My friend Mary, a career nursing leader, will never draw a full breath again. A smoker for more than forty years, she is tethered to an oxygen tank twenty-four hours a day. "Well, she was such a smoker," one of her caregivers told me. "I guess that's what you get," she continued, as if it was hard for her to empathize.
In my work as a filmmaker, I encounter a triplet of letters on every script: POV. There is also a PBS television series that uses the same combination.
You may well know that POV, in these contexts, means "Point of View." When things are seen from one character's POV, the camera sees what that character sees. This means that the camera cannot see the point of view of the other character and must change locations to have that perspective.
Because of the proximity of Valentine's day, you may imagine heart shapes in the photo above left. If you spent your time as a sculptor, you might wonder if this image is made of clay.
The mind will always ask two questions when seeing any image:: 1) What is it? and 2) From what angle of view was it taken? But, from what POV did I make the image?
Only by staying with a complex subject can viewers appreciate what the artist may be trying to say - or what the viewer would like the image to communicate.
The first picture is a kind of orchid. It was made from directly overhead.
Because black and white and drains the orchid of color, the eye has a better chance to focus on what black and white is all about including light, line, shadow, texture, depth of field, angle and POV - both yours and mine.
If you spent your life in prison then the second photo may bring bars to mind. But, this is only a chair. Angle of view and editing highlight contrast. There is no sharper contrast than pure white and hard-edged black.
What can orchids and chairs have to do with caregiving? We are all inclined to our particular point of view. Yet, the magic in our hearts enables us to shift our point of view without moving.

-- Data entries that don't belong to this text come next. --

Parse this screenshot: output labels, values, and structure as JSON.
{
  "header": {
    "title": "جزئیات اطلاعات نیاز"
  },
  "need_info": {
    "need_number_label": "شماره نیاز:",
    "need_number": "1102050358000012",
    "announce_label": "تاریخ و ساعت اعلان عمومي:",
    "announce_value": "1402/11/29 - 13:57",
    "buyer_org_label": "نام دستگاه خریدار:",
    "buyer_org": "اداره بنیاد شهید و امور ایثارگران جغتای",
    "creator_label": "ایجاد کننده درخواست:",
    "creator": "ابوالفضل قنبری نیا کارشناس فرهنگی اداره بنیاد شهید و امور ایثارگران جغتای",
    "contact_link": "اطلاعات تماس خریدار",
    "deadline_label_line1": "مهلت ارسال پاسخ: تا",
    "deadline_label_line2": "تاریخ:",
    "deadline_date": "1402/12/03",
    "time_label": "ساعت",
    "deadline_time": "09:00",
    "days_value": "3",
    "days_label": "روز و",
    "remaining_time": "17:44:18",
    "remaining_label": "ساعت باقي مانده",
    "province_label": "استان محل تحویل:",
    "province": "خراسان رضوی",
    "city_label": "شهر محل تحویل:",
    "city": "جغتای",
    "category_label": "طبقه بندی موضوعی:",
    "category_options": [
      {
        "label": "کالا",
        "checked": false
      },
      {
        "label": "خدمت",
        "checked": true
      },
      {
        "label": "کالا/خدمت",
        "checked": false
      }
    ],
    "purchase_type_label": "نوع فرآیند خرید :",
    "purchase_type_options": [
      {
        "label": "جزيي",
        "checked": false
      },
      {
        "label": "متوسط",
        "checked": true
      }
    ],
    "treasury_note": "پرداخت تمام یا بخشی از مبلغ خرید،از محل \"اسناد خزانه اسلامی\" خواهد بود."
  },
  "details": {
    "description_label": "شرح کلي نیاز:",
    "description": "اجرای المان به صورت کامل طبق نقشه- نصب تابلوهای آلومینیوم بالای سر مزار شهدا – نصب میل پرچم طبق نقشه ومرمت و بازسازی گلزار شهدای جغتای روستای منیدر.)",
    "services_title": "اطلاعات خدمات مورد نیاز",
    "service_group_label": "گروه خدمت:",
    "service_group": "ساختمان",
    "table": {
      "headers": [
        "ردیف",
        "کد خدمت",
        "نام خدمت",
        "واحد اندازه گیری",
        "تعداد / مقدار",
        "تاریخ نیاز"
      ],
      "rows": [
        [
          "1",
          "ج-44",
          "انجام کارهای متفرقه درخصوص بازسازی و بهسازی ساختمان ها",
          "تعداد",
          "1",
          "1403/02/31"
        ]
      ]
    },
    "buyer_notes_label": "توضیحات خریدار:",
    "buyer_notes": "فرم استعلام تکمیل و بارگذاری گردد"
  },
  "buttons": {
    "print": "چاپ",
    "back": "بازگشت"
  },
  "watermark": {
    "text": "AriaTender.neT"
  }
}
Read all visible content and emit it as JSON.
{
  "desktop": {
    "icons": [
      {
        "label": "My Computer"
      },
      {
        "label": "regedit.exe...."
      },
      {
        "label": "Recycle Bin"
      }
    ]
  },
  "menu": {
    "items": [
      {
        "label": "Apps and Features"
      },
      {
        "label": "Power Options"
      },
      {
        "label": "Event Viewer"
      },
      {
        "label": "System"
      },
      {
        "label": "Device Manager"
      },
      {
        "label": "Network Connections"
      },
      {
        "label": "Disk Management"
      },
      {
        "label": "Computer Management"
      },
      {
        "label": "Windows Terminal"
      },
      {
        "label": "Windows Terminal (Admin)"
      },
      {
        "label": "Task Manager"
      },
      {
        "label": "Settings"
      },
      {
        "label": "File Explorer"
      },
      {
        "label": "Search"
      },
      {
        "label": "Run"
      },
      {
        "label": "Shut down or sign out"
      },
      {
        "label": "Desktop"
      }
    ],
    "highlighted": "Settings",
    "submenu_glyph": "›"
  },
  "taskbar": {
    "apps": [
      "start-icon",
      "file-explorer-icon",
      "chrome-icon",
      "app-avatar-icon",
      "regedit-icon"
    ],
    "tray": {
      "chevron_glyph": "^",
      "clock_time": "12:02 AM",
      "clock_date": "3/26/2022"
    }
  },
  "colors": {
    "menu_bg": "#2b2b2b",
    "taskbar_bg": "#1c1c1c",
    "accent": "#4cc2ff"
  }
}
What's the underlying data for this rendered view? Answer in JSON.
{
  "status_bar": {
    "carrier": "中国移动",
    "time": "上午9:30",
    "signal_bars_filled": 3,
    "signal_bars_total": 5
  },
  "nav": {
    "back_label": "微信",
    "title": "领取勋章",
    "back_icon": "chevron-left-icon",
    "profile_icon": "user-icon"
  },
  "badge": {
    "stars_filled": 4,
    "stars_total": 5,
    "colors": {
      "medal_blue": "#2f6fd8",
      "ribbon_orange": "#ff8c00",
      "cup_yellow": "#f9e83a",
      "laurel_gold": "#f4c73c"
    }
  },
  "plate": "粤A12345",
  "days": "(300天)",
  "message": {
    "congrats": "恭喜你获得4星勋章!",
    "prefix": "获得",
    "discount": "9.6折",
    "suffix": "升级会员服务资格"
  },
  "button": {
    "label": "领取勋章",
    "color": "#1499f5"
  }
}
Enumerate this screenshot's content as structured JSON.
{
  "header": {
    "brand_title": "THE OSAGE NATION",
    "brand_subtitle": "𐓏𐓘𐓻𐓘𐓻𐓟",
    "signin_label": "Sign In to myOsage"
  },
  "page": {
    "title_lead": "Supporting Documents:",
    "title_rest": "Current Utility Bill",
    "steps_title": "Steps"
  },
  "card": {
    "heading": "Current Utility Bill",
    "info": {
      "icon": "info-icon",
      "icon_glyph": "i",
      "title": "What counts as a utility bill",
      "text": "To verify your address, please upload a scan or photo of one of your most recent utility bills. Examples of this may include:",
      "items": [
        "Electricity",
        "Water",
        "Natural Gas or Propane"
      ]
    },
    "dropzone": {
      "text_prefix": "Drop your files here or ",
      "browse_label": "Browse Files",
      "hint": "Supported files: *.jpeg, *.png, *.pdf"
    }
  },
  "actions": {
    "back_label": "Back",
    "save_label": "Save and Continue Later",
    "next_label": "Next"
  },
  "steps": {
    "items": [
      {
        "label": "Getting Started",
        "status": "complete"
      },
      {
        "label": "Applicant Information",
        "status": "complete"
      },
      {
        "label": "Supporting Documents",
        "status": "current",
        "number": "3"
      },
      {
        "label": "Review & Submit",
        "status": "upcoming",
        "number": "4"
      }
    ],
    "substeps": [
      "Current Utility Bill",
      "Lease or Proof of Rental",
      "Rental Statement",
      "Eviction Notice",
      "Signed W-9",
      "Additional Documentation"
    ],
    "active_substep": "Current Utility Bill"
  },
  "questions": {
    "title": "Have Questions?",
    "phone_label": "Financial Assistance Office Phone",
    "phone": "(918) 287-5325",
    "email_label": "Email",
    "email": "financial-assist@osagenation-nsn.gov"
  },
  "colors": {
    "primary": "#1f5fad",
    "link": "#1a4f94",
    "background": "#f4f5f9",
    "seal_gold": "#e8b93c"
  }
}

We connect with a patient's pain when we connect it to something we have experienced. The moment we do, our point of view swings towards the patient.
Immediately, our compassion rises. Only now can we begin the work of healing beyond curing.
Jesus grounded his healing in profound empathy. He was so much in touch with our suffering that he offered his life for us. He took our point of view.
There are only two tiny slices of color in the picture below - two glances of blue amid black and white curves.
Every person in need hopes we see the nuanced colors of their need. We can only do this by climbing into the cave of their pain so that we may lead them toward the light.